Yabancılar için Türkiye’nin her çeşit Kürt militanlığından duyduğu korkunun ve neredeyse ırkçı nefretinin düzeyini anlamak bazen zor oluyor. Amerika, Rusya, Avrupa –genel olarak Batı- “terörist” kelimesini o denli ete kemiğe büründürmemiş (desomaticised) ki Türklerin Kürtleri –tıpkı Birinci Dünya Savaşı’nda Ermenilere bakışları gibi- ne denli “terörist” ve Türk devletinin varlığına ve bekasına yönelik bir tehdit olarak gördüklerini idrakte başarısız oluyoruz. Mustafa Kemal Atatürk, Adolf Hitler’in bile hayran olduğu iyi bir eski laik diktatör olabilir; ama onun Türkiye’yi bir ve bütün tutma mücadelesi, -devlete karşı Batılı güçlerin komplo kurduğuna dair karanlık (ve makul) şüphelerle birlikte- her daim Türklerin kalbinin attığı bu topraklara musallat olan hizipleşmelerden de kaynaklandı.

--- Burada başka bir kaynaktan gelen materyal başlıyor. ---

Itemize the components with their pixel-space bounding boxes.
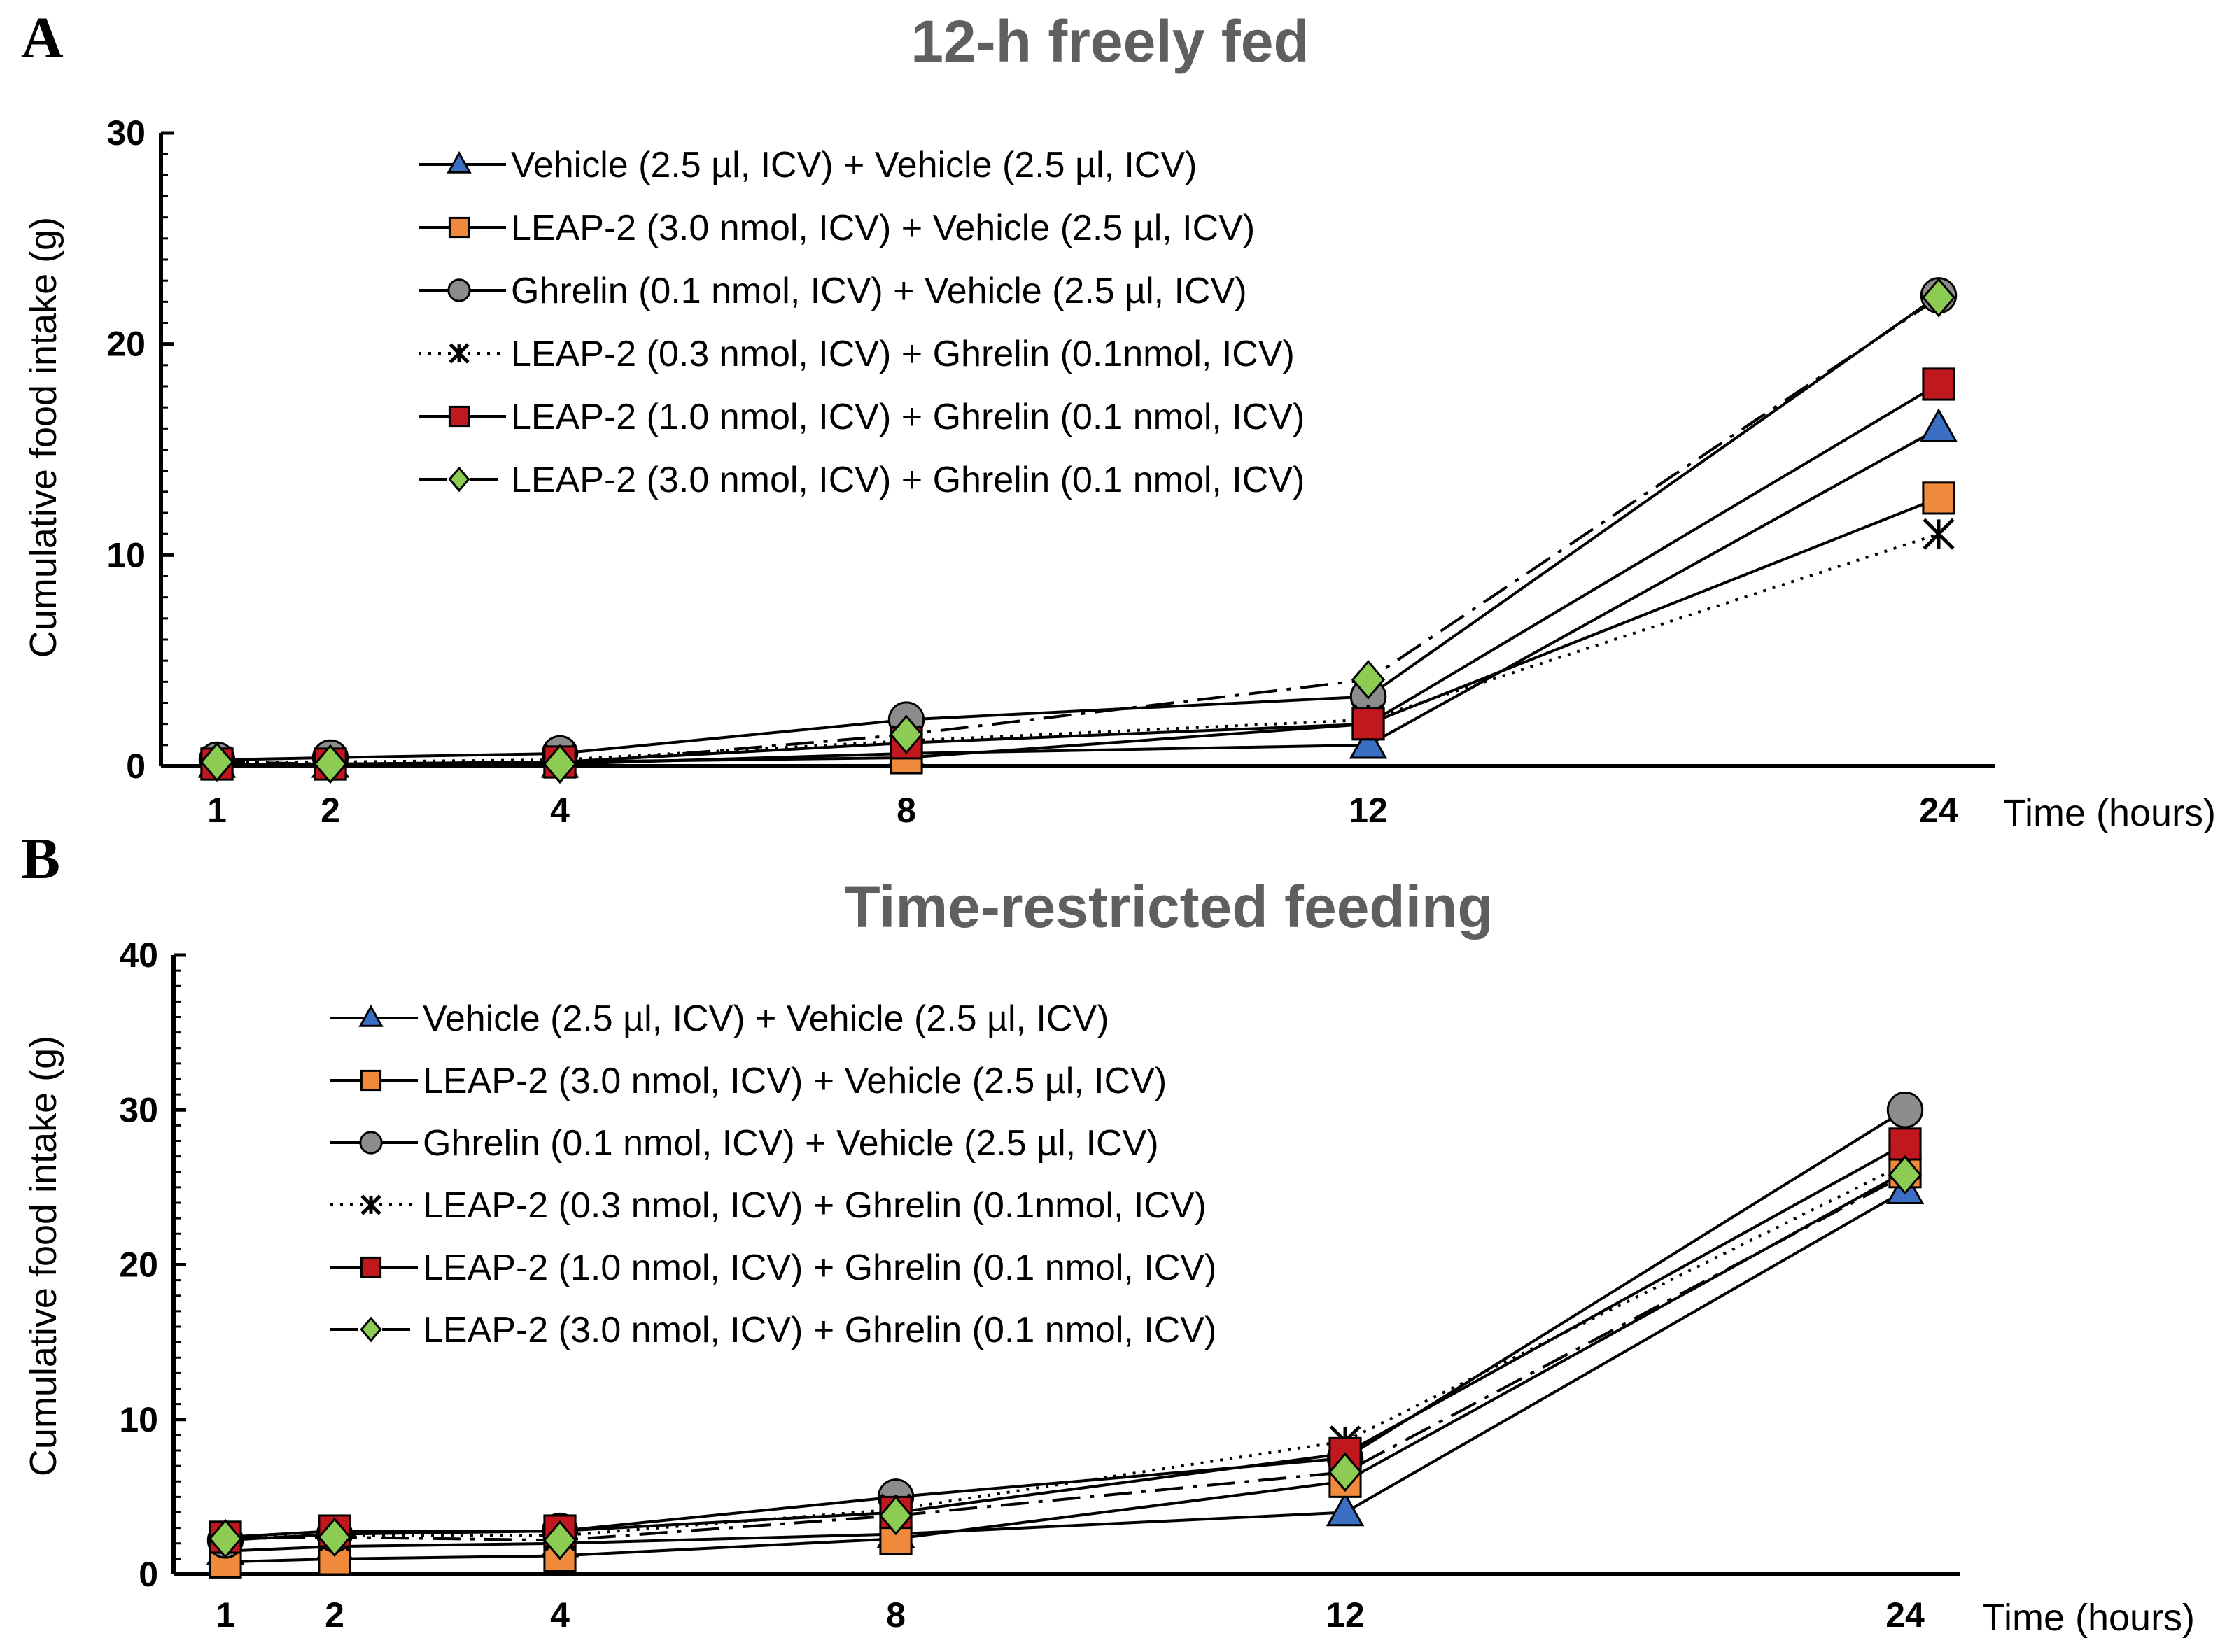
x-tick-label: 24: [1919, 791, 1958, 830]
data-point: [1922, 367, 1955, 401]
legend-marker: [360, 1194, 381, 1215]
data-point: [1328, 1452, 1363, 1492]
legend-marker: [447, 278, 471, 302]
legend-marker: [449, 343, 470, 364]
data-point: [1923, 518, 1955, 550]
series-line: [216, 296, 1940, 765]
legend-entry: LEAP-2 (3.0 nmol, ICV) + Ghrelin (0.1 nm…: [423, 1310, 1216, 1350]
panel-b: B Time-restricted feeding Cumulative foo…: [21, 826, 2195, 1639]
y-tick-label: 0: [126, 747, 146, 786]
x-tick-label: 1: [216, 1595, 235, 1635]
legend-entry: LEAP-2 (0.3 nmol, ICV) + Ghrelin (0.1nmo…: [511, 334, 1295, 374]
chart-title-b: Time-restricted feeding: [844, 874, 1493, 940]
y-tick-label: 20: [119, 1245, 158, 1285]
legend-a: Vehicle (2.5 µl, ICV) + Vehicle (2.5 µl,…: [419, 145, 1305, 500]
data-point: [878, 1495, 913, 1536]
panel-letter-b: B: [21, 826, 60, 891]
legend-marker: [360, 1316, 382, 1343]
y-tick-label: 10: [119, 1400, 158, 1439]
x-tick-label: 24: [1885, 1595, 1925, 1635]
x-tick-label: 4: [550, 791, 570, 830]
data-point: [1888, 1155, 1923, 1195]
data-point: [208, 1518, 243, 1559]
y-axis-label-a: Cumulative food intake (g): [22, 217, 64, 658]
legend-entry: LEAP-2 (1.0 nmol, ICV) + Ghrelin (0.1 nm…: [511, 397, 1305, 437]
x-tick-label: 12: [1349, 791, 1388, 830]
data-point: [1886, 1092, 1924, 1129]
data-point: [313, 744, 348, 784]
series-layer-b: [206, 1092, 1925, 1579]
data-point: [317, 1517, 352, 1558]
y-tick-label: 0: [139, 1555, 158, 1594]
series-layer-a: [197, 277, 1958, 784]
data-point: [542, 1520, 577, 1560]
y-tick-label: 10: [106, 535, 146, 574]
x-tick-label: 8: [886, 1595, 906, 1635]
legend-marker: [448, 466, 470, 493]
series-line: [217, 532, 1939, 763]
data-point: [1888, 1127, 1922, 1161]
legend-entry: Ghrelin (0.1 nmol, ICV) + Vehicle (2.5 µ…: [511, 271, 1247, 311]
series-line: [225, 1189, 1906, 1553]
x-tick-label: 8: [897, 791, 916, 830]
data-point: [1349, 724, 1388, 759]
legend-marker: [360, 1256, 382, 1278]
data-point: [1919, 408, 1958, 443]
data-point: [1351, 660, 1386, 700]
x-tick-label: 4: [550, 1595, 570, 1635]
series-line: [225, 1170, 1906, 1564]
legend-entry: Vehicle (2.5 µl, ICV) + Vehicle (2.5 µl,…: [511, 145, 1197, 185]
legend-marker: [448, 216, 470, 239]
legend-marker: [360, 1069, 382, 1092]
data-point: [542, 744, 577, 784]
y-axis-label-b: Cumulative food intake (g): [22, 1036, 64, 1476]
data-point: [1921, 277, 1956, 318]
chart-title-a: 12-h freely fed: [911, 8, 1309, 74]
series-line: [225, 1173, 1906, 1542]
x-tick-label: 12: [1326, 1595, 1365, 1635]
data-point: [199, 742, 234, 782]
legend-marker: [447, 150, 472, 174]
data-point: [1351, 707, 1385, 741]
y-tick-label: 40: [119, 936, 158, 975]
x-axis-label-b: Time (hours): [1982, 1597, 2195, 1639]
y-tick-label: 30: [119, 1090, 158, 1129]
data-point: [1922, 481, 1955, 515]
legend-marker: [358, 1004, 384, 1027]
series-line: [217, 383, 1940, 765]
x-axis-label-a: Time (hours): [2003, 792, 2216, 834]
y-tick-label: 30: [106, 113, 146, 153]
legend-b: Vehicle (2.5 µl, ICV) + Vehicle (2.5 µl,…: [330, 998, 1216, 1350]
x-tick-label: 2: [325, 1595, 344, 1635]
data-point: [889, 714, 924, 755]
data-point: [1326, 1492, 1365, 1527]
legend-entry: LEAP-2 (1.0 nmol, ICV) + Ghrelin (0.1 nm…: [423, 1248, 1216, 1288]
panel-a: A 12-h freely fed Cumulative food intake…: [21, 6, 2216, 834]
legend-entry: LEAP-2 (3.0 nmol, ICV) + Vehicle (2.5 µl…: [423, 1061, 1167, 1101]
legend-entry: Vehicle (2.5 µl, ICV) + Vehicle (2.5 µl,…: [423, 998, 1109, 1039]
legend-entry: LEAP-2 (3.0 nmol, ICV) + Ghrelin (0.1 nm…: [511, 460, 1305, 500]
legend-marker: [359, 1131, 383, 1155]
legend-marker: [448, 405, 470, 428]
series-line: [216, 294, 1940, 761]
x-tick-label: 1: [207, 791, 227, 830]
y-tick-label: 20: [106, 325, 146, 364]
legend-entry: Ghrelin (0.1 nmol, ICV) + Vehicle (2.5 µ…: [423, 1123, 1159, 1164]
legend-entry: LEAP-2 (0.3 nmol, ICV) + Ghrelin (0.1nmo…: [423, 1185, 1207, 1226]
x-tick-label: 2: [321, 791, 340, 830]
panel-letter-a: A: [21, 6, 64, 71]
legend-entry: LEAP-2 (3.0 nmol, ICV) + Vehicle (2.5 µl…: [511, 208, 1255, 248]
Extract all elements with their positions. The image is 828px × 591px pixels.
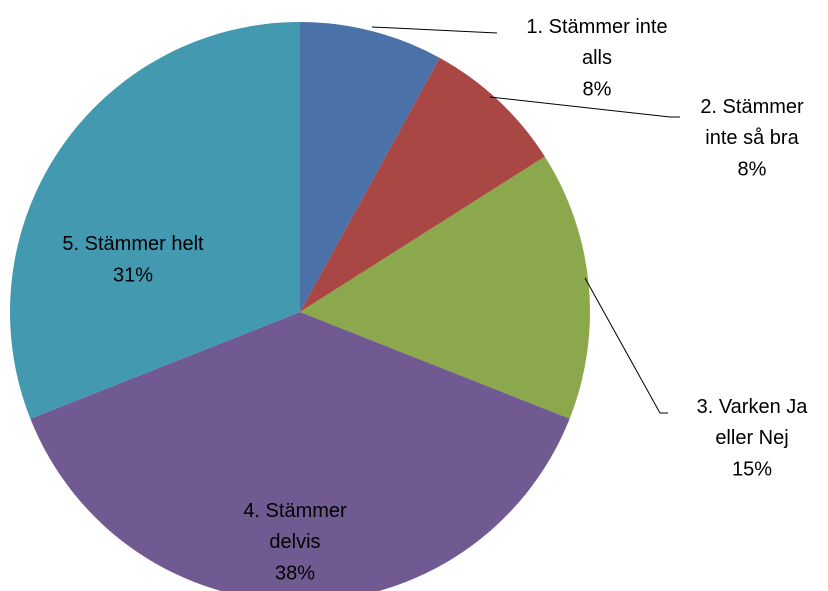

O halde her şey hesaba katıldığında, bu hafta sonu Türkiye’de ilk bakışta zannedildiğinden çok daha dramatik bir olaylar dizisi cereyan etti. Şu anda AB’nin sınırından Türkiye, Suriye, Irak, Mısır’ın Sina Yarımadası’nın büyük kısımları, Libya ve Tunus’a varıncaya kadar bir anarşi ve çökmüş devletler silsilesi söz konusu. Sir Mark Sykes ve François Georges-Picot -Arthur Balfour’la birlikte- Osmanlı İmparatorluğu’nun parçalanmasını başlatmıştı; ama bu süreç bugüne kadar devam etti.

Bu korkunç tarihi çerçeve içinde Ankara’da henüz gerçekleşmemiş darbeye bakmalıyız. Önümüzdeki aylarda veya yıllarda yeni bir darbeye hazırlıklı olun.